Rize One devient la première imprimante 3D au monde certifiée GREENGUARD

imprimante 3D Rize One certifiée

C’est une première dans l’industrie de la fabrication additive. La Rize One, une imprimante 3D professionnelle à dépôt de fil produite par Rize, un fabricant basé aux Etats-Unis, est la première au monde à recevoir la certification UL 2904 GREENGUARD. Cette certification qui vaut également pour les filaments Rizium One et les encres couleur Release & Marking de la société, a été élaborée par l’UL Underwriters Laboratories, une société spécialisée dans les études de sécurité de l’impression 3D et de divers autres documents de certification, et GREENGUARD Environmental Institute (GEI) un organisme indépendant de l’industrie qui établit des normes de qualité d’air intérieur acceptable pour les produits destinés à un usage intérieur, les environnements et les bâtiments. Dans le cas présent elle garantie une faible concentration de composés organiques volatils (COV) émis lors d’une impression 3D à dépôt de filament dans l’air intérieur.

Les émissions produites par les imprimantes 3D soulèvent en effet un certain nombre de questions sur les risques pour la santé des utilisateurs. Plusieurs études ont en effet démontré que pendant le fonctionnement d’une imprimante 3D FFF, des centaines de composés organiques volatils (COV) pouvaient être libérés ainsi que des particules ultra-fine (PUF).
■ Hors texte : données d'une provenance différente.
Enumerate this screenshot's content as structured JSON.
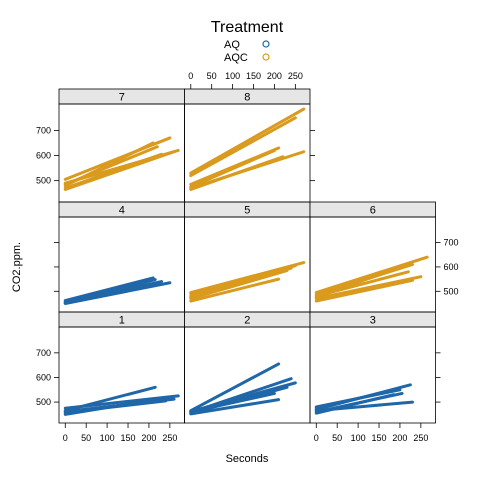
{
  "chart_data": {
    "type": "line",
    "legend": {
      "title": "Treatment",
      "entries": [
        {
          "label": "AQ",
          "color": "#1f67a9"
        },
        {
          "label": "AQC",
          "color": "#d99a1e"
        }
      ],
      "placement": "top"
    },
    "xlabel": "Seconds",
    "ylabel": "CO2.ppm.",
    "xlim": [
      -15,
      285
    ],
    "ylim": [
      415,
      805
    ],
    "xticks": [
      0,
      50,
      100,
      150,
      200,
      250
    ],
    "yticks": [
      500,
      600,
      700
    ],
    "panels": [
      {
        "label": "1",
        "row": 0,
        "col": 0,
        "treatment": "AQ",
        "series": [
          [
            0,
            450,
            250,
            520
          ],
          [
            0,
            458,
            240,
            505
          ],
          [
            0,
            465,
            215,
            560
          ],
          [
            0,
            475,
            270,
            525
          ],
          [
            0,
            455,
            230,
            510
          ],
          [
            0,
            462,
            260,
            512
          ]
        ]
      },
      {
        "label": "2",
        "row": 0,
        "col": 1,
        "treatment": "AQ",
        "series": [
          [
            0,
            465,
            210,
            655
          ],
          [
            0,
            458,
            240,
            595
          ],
          [
            0,
            455,
            230,
            560
          ],
          [
            0,
            460,
            200,
            535
          ],
          [
            0,
            452,
            210,
            510
          ],
          [
            0,
            462,
            250,
            578
          ]
        ]
      },
      {
        "label": "3",
        "row": 0,
        "col": 2,
        "treatment": "AQ",
        "series": [
          [
            0,
            470,
            225,
            570
          ],
          [
            0,
            480,
            200,
            550
          ],
          [
            0,
            465,
            230,
            500
          ],
          [
            0,
            460,
            205,
            535
          ],
          [
            0,
            455,
            185,
            530
          ],
          [
            0,
            475,
            175,
            545
          ]
        ]
      },
      {
        "label": "4",
        "row": 1,
        "col": 0,
        "treatment": "AQ",
        "series": [
          [
            0,
            462,
            210,
            555
          ],
          [
            0,
            455,
            230,
            540
          ],
          [
            0,
            450,
            250,
            535
          ],
          [
            0,
            458,
            200,
            520
          ],
          [
            0,
            452,
            215,
            548
          ]
        ]
      },
      {
        "label": "5",
        "row": 1,
        "col": 1,
        "treatment": "AQC",
        "series": [
          [
            0,
            495,
            270,
            618
          ],
          [
            0,
            480,
            250,
            605
          ],
          [
            0,
            470,
            230,
            585
          ],
          [
            0,
            460,
            210,
            550
          ],
          [
            0,
            490,
            240,
            595
          ],
          [
            0,
            475,
            200,
            585
          ]
        ]
      },
      {
        "label": "6",
        "row": 1,
        "col": 2,
        "treatment": "AQC",
        "series": [
          [
            0,
            495,
            265,
            640
          ],
          [
            0,
            485,
            230,
            610
          ],
          [
            0,
            475,
            210,
            605
          ],
          [
            0,
            470,
            250,
            560
          ],
          [
            0,
            460,
            230,
            545
          ],
          [
            0,
            480,
            220,
            580
          ]
        ]
      },
      {
        "label": "7",
        "row": 2,
        "col": 0,
        "treatment": "AQC",
        "series": [
          [
            0,
            505,
            250,
            670
          ],
          [
            0,
            490,
            270,
            620
          ],
          [
            0,
            480,
            210,
            650
          ],
          [
            0,
            470,
            230,
            605
          ],
          [
            0,
            465,
            260,
            615
          ],
          [
            0,
            485,
            220,
            635
          ]
        ]
      },
      {
        "label": "8",
        "row": 2,
        "col": 1,
        "treatment": "AQC",
        "series": [
          [
            0,
            530,
            270,
            785
          ],
          [
            0,
            520,
            250,
            750
          ],
          [
            0,
            485,
            210,
            630
          ],
          [
            0,
            470,
            270,
            615
          ],
          [
            0,
            465,
            220,
            595
          ],
          [
            0,
            475,
            200,
            620
          ]
        ]
      }
    ]
  }
}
Le secteur de la fabrication additive est d’autant plus concerné qu’il utilise des poudres polymères ou métalliques ultrafines dont on connait leurs effets allergisants et cancérogènes. En France, l’INRS (Institut national de recherche et de sécurité) a récemment publié une fiche pratique de sécurité sur les dangers des produits manipulés ou émis par cette activité.

Plus de 200 composés organiques volatils détectés

impression 3D couleur réalisée sur la Rize One

Pièce en couleur réalisée sur l’imprimante 3D Rize One. Photo via Rize.

La certification GREENGUARD UL 2904 repose sur une étude de deux ans publiée par l’UL, une société mondiale spécialisée dans les sciences de la sécurité et le Georgia Institute of Technology, qui a révélé que de nombreuses imprimantes 3D de bureau rejetaient dans l’air des composés organiques volatils (COV) et des particules ultrafines pouvant causer des problèmes cardiovasculaires et pulmonaires.

Les chercheurs ont découvert que la température de la buse de l’imprimante 3D, la marque, la nature et la couleur des filaments, ainsi que la marque de l’imprimante 3D, avaient un impact significatif sur les émissions.

Au total ce sont plus de 200 COV qui ont été détectés, dont beaucoup sont des irritants et des cancérogènes connus comme le formaldéhyde, un cancérigène connu; le styrène, un produit chimique inflammable et irritant; et le caprolactame, un irritant connu des yeux, du nez et de la gorge pouvant causer des maux de tête.

« Nous sommes ravis et honorés d’être la première société à proposer des produits conformes à la certification GREENGUARD UL 2904 », a déclaré Andy Kalambi, président et chef de la direction de RIZE, Inc. « La sécurité et la durabilité sont au cœur de notre mission consistant à étendre impression 3D industrielle à tous les utilisateurs et sur tous les lieux de travail. Nous avons pu satisfaire aux exigences de la norme UL 2904 car nous avons spécialement conçu le système RIZE pour la sécurité et le respect de l’environnement, avec nos composés thermoplastiques de qualité technique qui sont les meilleurs de leur catégorie pour leur résistance et leur sécurité d’utilisation pratiquement n’importe où sans ventilation, équipement d’évacuation ni gants spéciaux. »

Alberto Uggetti, vice-président et directeur général de la division Environnement d’UL, a ajouté: « En tant que premier fournisseur d’imprimantes 3D à obtenir la certification GREENGUARD selon UL 2904, RIZE démontre son leadership pour la mise en marché proactive d’imprimantes 3D qui aident à prendre en charge des environnements intérieurs plus sains. Nous les félicitons pour cette réalisation remarquable. »

L’UL a élaboré d’autres certifications pour la fabrication additive, dont l’UL 3400 dédiée à la manipulation et au post-traitement des poudres polymères et métalliques. L’entreprise américaine de défense Lockheed Martin a été la première à l’obtenir. On lui doit aussi le programme Blue Card qui permet aux clients d’avoir accès à des données pour pré-sélectionner leurs matériaux d’impression 3D, de manière à prouver leur sécurité, leur intégrité et leur utilité.